My boyfriend and I arrived promptly at noon and joined the huge crowd of enthusiastic foodies trying to make the most of the next four hours. We began in VISION Lounge where the bar served up an array of wines (and beers). After enjoying our first drink of the day we made our way to the Event Center where restaurants and caterers like Kome, Vintage and Rodale Catering served up something for everyone's tastes. I'm an admitted picky eater (crazy, I know, for someone who writes a food column) but that day I was going to try everything and get out of my culinary comfort zone.
One trend I noticed was the abundance of seafood options.
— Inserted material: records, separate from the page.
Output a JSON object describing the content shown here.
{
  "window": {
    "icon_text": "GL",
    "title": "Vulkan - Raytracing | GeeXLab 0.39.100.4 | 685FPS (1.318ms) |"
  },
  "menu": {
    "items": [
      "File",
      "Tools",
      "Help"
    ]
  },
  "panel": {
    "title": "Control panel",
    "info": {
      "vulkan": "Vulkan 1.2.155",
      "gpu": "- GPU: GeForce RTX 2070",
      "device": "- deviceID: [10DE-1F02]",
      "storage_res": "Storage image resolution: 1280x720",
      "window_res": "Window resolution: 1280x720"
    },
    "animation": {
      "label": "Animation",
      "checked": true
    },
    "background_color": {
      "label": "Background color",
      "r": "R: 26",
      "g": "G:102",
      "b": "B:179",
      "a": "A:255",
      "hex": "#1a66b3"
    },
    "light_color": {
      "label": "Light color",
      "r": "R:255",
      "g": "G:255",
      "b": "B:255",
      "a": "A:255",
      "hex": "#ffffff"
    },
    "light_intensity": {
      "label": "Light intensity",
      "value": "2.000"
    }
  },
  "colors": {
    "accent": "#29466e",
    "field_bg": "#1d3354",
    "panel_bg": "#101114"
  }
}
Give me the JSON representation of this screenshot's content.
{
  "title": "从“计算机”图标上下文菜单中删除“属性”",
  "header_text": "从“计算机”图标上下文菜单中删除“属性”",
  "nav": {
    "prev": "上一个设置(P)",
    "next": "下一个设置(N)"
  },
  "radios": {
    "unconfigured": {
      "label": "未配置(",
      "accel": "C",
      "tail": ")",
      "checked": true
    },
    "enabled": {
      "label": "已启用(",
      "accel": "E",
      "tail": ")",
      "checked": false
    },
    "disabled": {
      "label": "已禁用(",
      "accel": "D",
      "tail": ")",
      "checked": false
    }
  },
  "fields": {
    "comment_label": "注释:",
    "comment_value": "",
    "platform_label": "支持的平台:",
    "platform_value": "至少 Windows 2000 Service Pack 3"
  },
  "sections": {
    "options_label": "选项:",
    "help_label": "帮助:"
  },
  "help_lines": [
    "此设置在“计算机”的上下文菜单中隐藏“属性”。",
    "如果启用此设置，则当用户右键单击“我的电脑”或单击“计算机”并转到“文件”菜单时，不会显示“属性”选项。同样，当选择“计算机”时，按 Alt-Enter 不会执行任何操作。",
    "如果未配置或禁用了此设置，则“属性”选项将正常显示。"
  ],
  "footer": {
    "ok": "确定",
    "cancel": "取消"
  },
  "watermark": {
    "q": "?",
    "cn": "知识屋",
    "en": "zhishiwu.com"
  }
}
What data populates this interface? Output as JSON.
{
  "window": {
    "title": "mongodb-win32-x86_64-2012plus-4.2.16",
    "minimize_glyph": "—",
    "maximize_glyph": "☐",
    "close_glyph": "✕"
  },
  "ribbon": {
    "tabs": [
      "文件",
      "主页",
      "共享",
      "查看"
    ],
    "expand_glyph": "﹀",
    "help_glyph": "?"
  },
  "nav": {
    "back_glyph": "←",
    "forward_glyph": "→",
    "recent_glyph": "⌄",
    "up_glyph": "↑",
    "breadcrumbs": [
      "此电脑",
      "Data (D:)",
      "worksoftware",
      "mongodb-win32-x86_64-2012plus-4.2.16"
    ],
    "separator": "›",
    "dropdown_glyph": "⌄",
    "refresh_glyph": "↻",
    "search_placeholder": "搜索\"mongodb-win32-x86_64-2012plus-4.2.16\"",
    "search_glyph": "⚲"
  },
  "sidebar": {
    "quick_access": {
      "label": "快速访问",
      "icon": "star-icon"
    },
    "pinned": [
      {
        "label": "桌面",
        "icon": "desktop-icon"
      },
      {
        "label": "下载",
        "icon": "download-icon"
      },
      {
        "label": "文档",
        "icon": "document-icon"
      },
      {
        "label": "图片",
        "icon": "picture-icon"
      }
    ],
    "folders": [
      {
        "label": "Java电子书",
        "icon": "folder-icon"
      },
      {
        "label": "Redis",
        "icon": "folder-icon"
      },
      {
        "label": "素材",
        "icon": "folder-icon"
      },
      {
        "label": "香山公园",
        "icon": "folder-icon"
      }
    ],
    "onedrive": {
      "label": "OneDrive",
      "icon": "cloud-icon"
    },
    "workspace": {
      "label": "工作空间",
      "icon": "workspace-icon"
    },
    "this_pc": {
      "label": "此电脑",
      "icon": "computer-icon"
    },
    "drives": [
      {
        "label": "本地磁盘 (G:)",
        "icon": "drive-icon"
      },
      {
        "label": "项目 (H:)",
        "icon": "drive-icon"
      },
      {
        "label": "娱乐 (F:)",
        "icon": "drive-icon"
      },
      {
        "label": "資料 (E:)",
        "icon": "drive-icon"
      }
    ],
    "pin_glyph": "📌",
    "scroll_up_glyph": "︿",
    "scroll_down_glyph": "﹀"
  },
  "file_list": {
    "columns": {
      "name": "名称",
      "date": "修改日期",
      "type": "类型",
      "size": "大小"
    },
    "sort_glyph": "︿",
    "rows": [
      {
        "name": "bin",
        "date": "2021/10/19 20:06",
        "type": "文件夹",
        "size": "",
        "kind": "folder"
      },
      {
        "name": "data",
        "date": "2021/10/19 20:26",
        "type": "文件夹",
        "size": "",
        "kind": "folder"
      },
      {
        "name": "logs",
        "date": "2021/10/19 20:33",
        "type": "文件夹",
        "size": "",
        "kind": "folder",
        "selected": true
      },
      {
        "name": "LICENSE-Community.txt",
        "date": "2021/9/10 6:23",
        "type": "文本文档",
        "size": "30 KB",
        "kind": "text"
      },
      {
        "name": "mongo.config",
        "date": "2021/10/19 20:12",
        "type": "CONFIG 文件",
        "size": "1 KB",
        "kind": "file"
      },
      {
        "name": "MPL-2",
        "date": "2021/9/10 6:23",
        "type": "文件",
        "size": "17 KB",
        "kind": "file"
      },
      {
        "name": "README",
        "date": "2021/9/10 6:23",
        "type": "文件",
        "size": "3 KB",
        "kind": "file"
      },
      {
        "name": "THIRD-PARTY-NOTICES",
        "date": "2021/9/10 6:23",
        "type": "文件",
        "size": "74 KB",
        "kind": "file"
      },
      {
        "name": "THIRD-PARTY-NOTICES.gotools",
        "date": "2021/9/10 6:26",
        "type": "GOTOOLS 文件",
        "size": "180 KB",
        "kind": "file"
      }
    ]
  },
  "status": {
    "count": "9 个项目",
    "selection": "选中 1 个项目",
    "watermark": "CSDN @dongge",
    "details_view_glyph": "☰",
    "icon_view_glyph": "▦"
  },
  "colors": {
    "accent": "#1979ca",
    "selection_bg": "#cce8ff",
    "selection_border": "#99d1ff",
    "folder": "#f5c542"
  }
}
I don't know if this was a happy coincidence or a seasonal choice, but there was certainly a trend going on. (Note: I don't really like seafood.) But I have to give props to Rodale for forcing me to try (and actually enjoy) a savory white chocolate cheesecake with crab, roasted tomato and micro herbs. Other favorites for me had to be the delectable and adorable sliders from BAM! Burgers and More, and the sweet-tooth-satisfying mini whoopie pies served up by NCC's Hampton Winds. Following in the footsteps of the miniature cupcakes and fruit pies, whoopie pies are so trendy right now.
As for the wine, it was a global variety of tastes from France, Australia, South Africa and right here in Pennsylvania, to name a few. I may not have a discerning or refined palette but I know what I like. And the Graffigna Centenario Malbec, D'Arenberg “Stump Jump” Shiraz and Pouilly Fuisse, Louis Latour, all did not disappoint.
The day was made all the more memorable when we gained entrance to Chef Emeril Lagasse's cooking demo. This intimate, hard-to-gain-access-to event had Emeril cooking up dishes that highlighted in-season produce we should all be experimenting with right now. To recap, eggplant and squash are in abundance, and if you're not taking advantage of your local co-op or farm stand you are definitely missing out. Quality olive oil, salt, pepper, onion, tomato—these are really all the ingredients you need to create a dish served on its own or atop your favorite steak or pork chop. Thanks, Emeril for the tips I will be taking back to my kitchen this week. Check back with you soon!